Nike Case Study
Nike are undergoing change, after initial difficulties adapting to a changing environment, a strategy of acquisition, combined with decentralisation was implemented, facilitating specialised focus on different product lines. However, there is still the potential to increase the overall level of efficiency within the companies design processes.
One approach may be the development of an intrepreneurship, a model that supports innovation and development associated with entrepreneurial processes in large organisations (Cowles, 2013). Within this approach, not only would there be the division of the various researchers, there will also be placed in divisions with the aim of emulating small organisations where entrepreneurial stretch would be required. The aim of this is to increase original thought and innovation stimulated by their environment (Cowles, 2013).
The organisation could also adopt a Blue Ocean Strategy. This the company would need to examine the current marketplace, and identify markets which are currently not served (Kim & Mauborgne, 2015), this may be geographical sectors, but can also be consumer sectors. By identifying new markets, the organisation could gain a first mover advantage, which is a significant source of differentiation are able to leveraged advantage (Porter, 2014), as well as benefit from a market where there is no effective competition. With a wide range of different specialised shoes are ready on the market, the organisation may look for new gaps in the market which have not yet been satisfied.

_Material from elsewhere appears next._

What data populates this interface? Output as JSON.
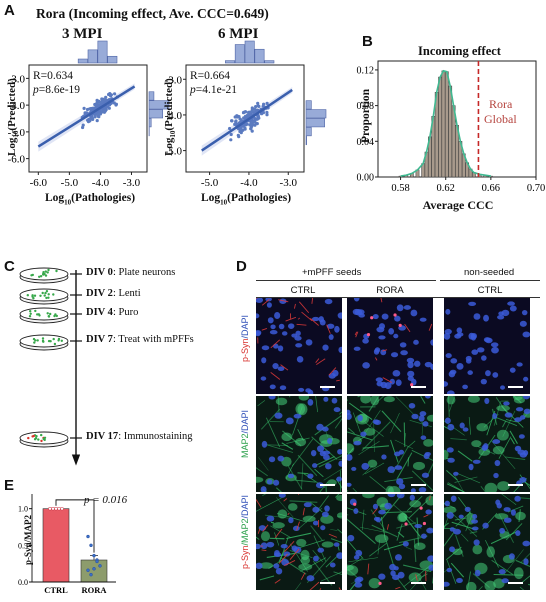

The organisation could also implement strategies such as the use of brainstorming, mind mapping, or the utilisation of systematic inventive thinking, all of which provide a framework to support creative thinking, allowing the organisation to come up with new ideas for new products and markets (Mintzberg, Ahlstrand, & Lampel, 2008), which may support both intra-pollution, as well as the Blue Ocean strategy.
Question 2
Within a traditional organisational life cycle the company will go through five stages, these are birth, growth, maturity, decline, and death (Mintzberg et al., 2008). Nike appears to be at the maturity stage, the history indicates the birth was in 1964, as Blue Ribbon Sports, adopting the name Nike Inc. in 1971 (O'Reilly, 2014). The growth stage is where the organisation undertakes rapid growth, whereas maturity is seen where the organisation has become established, there is a relatively stable level of sales, with little internal conflict, in a market that is customer driven due to the majority of the products (Mintzberg et al., 2008). Decline is seen following maturity stage, and occurs when the organisation sees a decrease in sales, possibly the result of a myopic approach towards marketing the belief the company knows best, resulting in a lack of attention being paid to changes in the marketplace (Mintzberg et al., 2008). The space between maturity and decline is a danger zone, as organisations and maturity will naturally move towards decline, and need to continually refresh their strategies in order to maintain market share, and key pressures. If decline is not prevented, the organisation moves towards death. Nike are currently at the maturity stage, they moved towards decline as the market change, but have now moved back to the maturity stage as a result of the refreshments that have been undertaken to the strategy.